We currently have a pre-set configuration for the features_group and non_longitudinal_features in
the English Longitudinal Study of Ageing (ELSA) database. The ELSA database is an ageing-related diseases
longitudinal database that can be accessed via this link: ELSA.
The
ELSAdatabase tracks core participants, who are 50 years of age or older and reside in the United Kingdom, through repeated interviews. For instance, biomedical data collected every four years by a nurse or health professional results in ELSA-nurse datasets, while data from core interviews conducted every two years results in ELSA-core datasets.

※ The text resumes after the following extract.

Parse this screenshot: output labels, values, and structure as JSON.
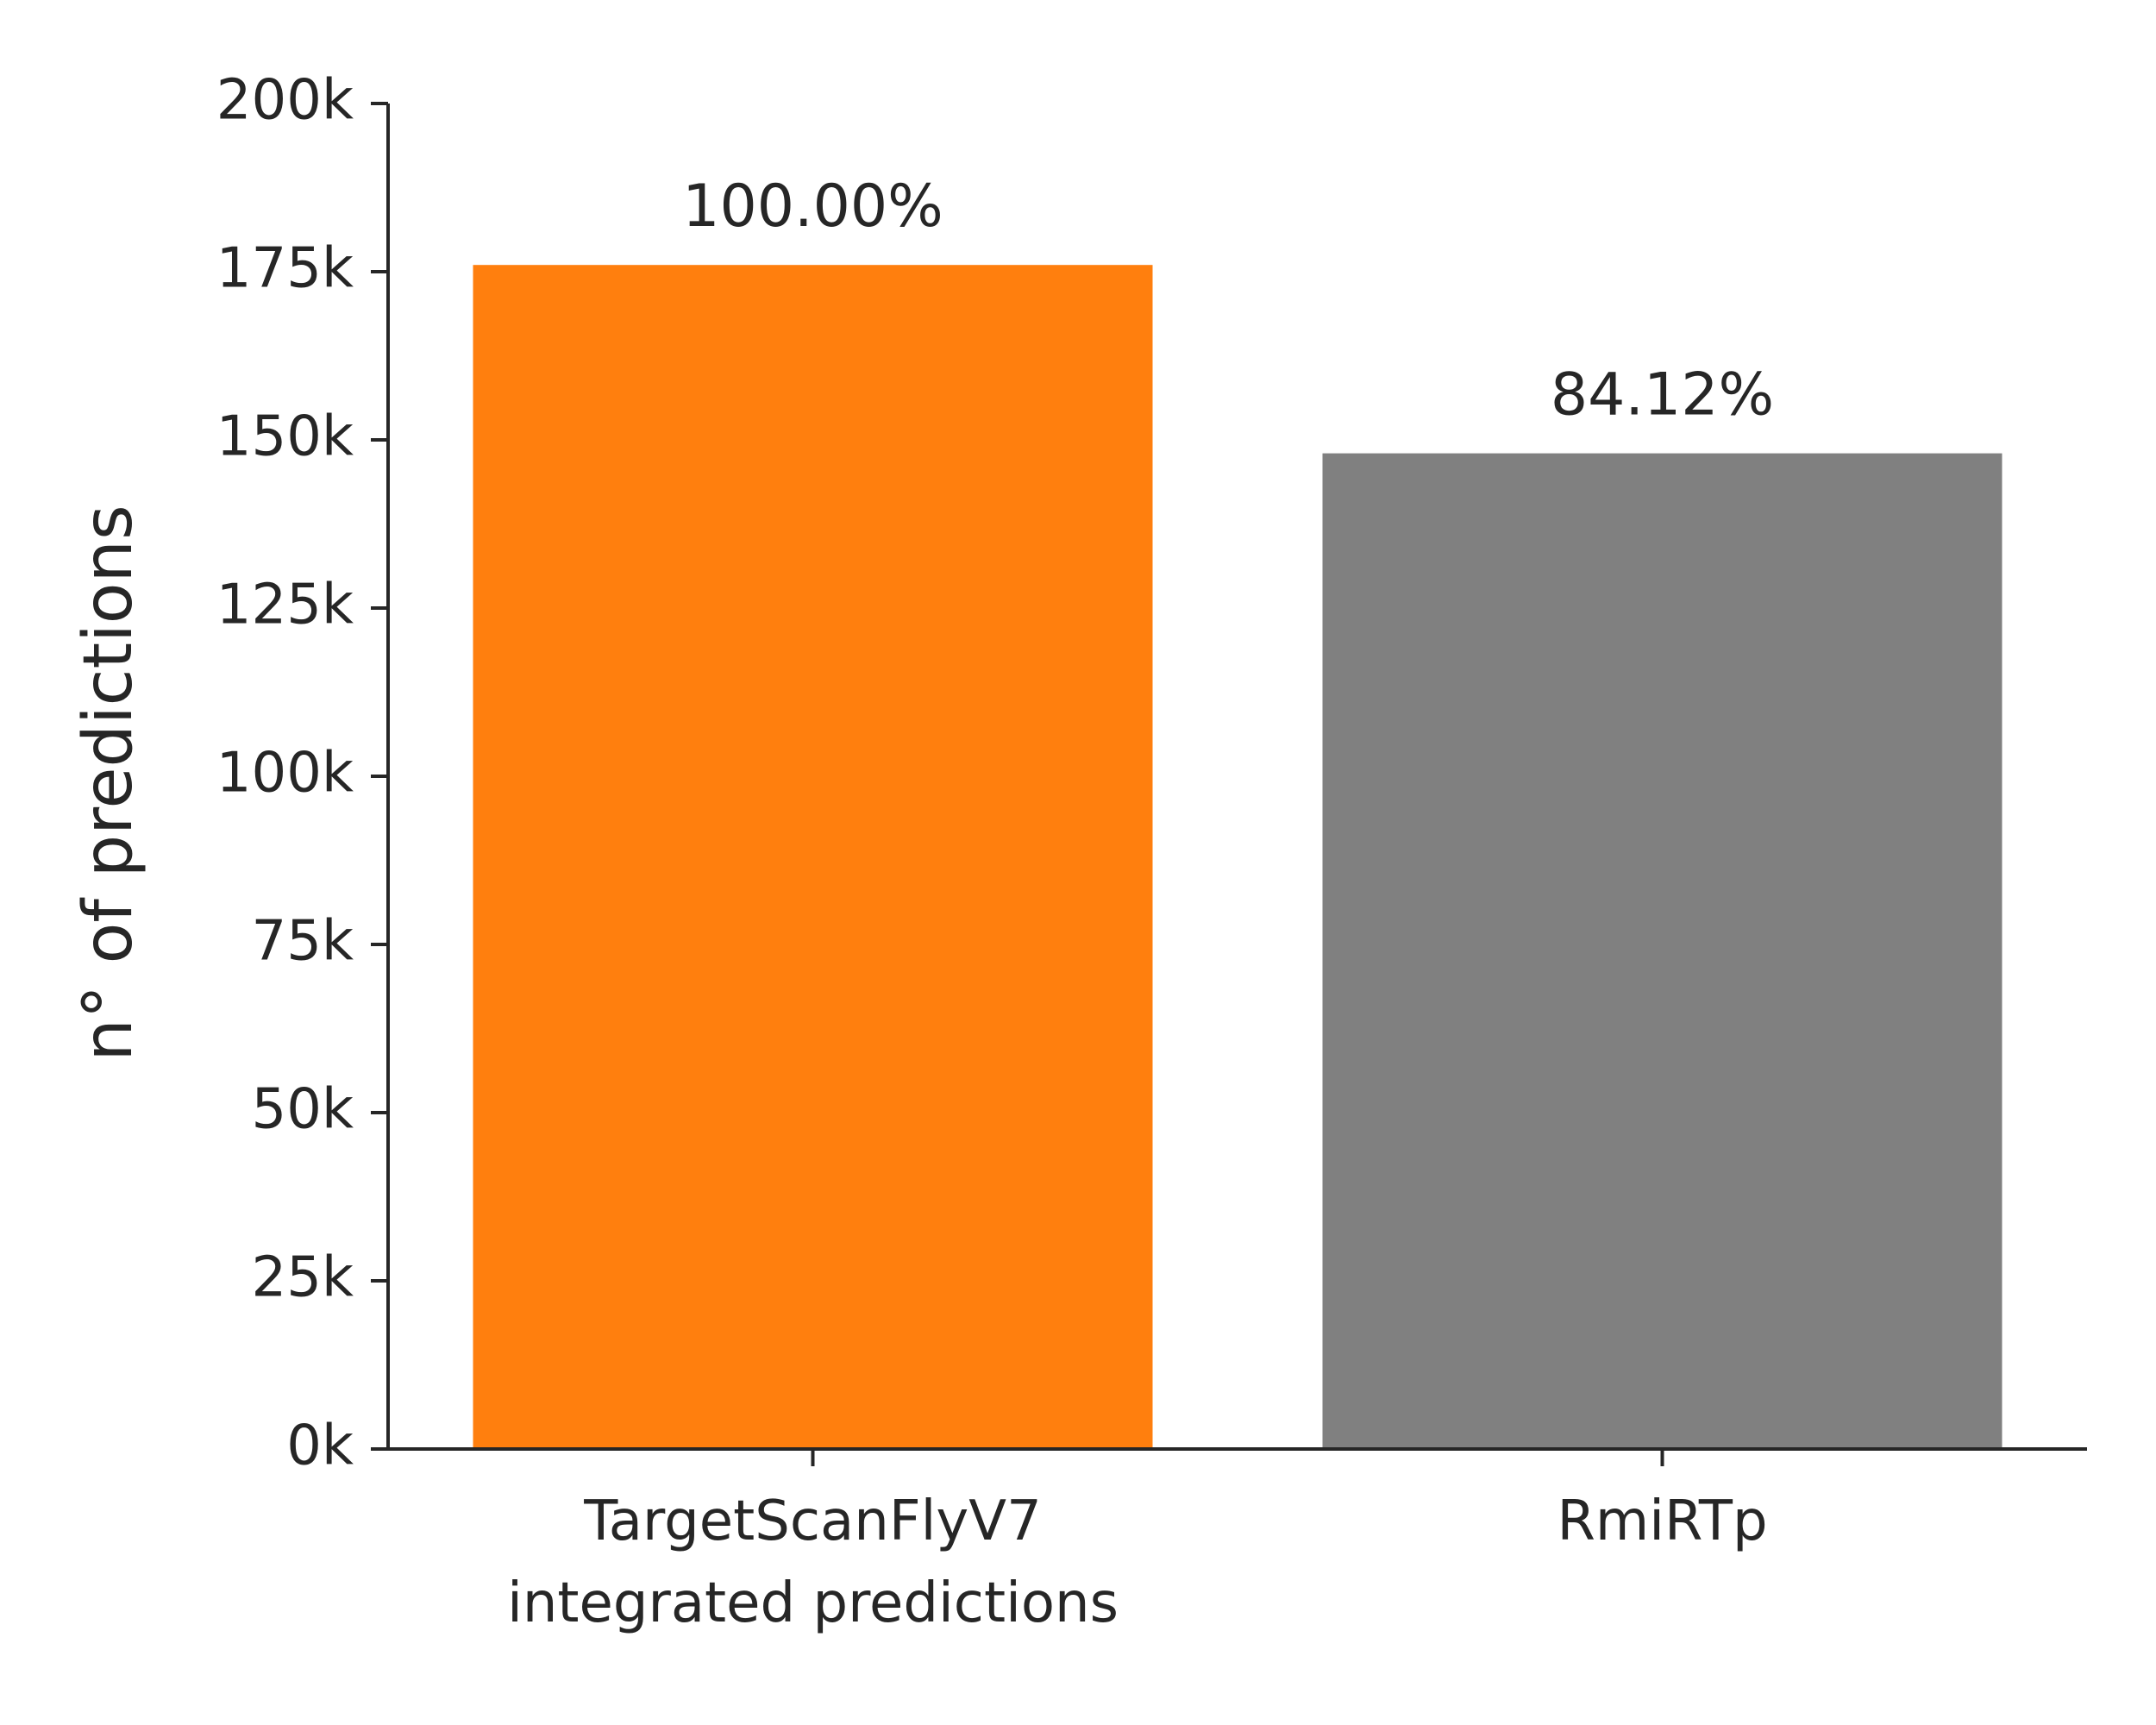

Instead of using your own configuration for the input_data parameter of the setup_features_group
method of LongitudinalDataset, you can use the pre-set configuration for the
ELSA database, which is passed as a string to the
input_data parameter. It will generate the features_group and non_longitudinal_features
for you based on how the data is constructed. An exemplary usage is shown below:
from scikit_longitudinal.data_preparation import LongitudinalDataset
dataset = LongitudinalDataset('./extended_stroke_longitudinal.csv')
dataset.load_data()
# Pre-set your temporal dependencies
dataset.setup_features_group(input_data="elsa")
print(f"Features group: {dataset.feature_groups(names=True)}")
>$ ...will print the features group of the ELSA dataset ...
print(f"Non-longitudinal features: {dataset.non_longitudinal_features(names=True)}")
>$ ...will print the non-longitudinal features of the ELSA dataset ...
More Presets, stay tuned!
More presets may appear in the future; contribute yours if you believe they will benefit the community! If more
than one pre-set configuration is available, we will open a new section in the
API to list them all.
To conclude, the appropriate configuration of features_group and non_longitudinal_features is critical
for algorithm designers and library users. It allows anyone to use the temporal structure of
longitudinal data as well as non-temporal features to capture the underlying patterns in the data using
any adapted/newly designed algorithms for longitudinal data classification tasks in a shared-common
and user-friendly manner. As a result, instead of having to create an algorithm that only works on one
dataset by, for example, hard-coding the dataset's temporal structure, another one could,
for example, rely on the feature names, rendering it inapplicable to other datasets.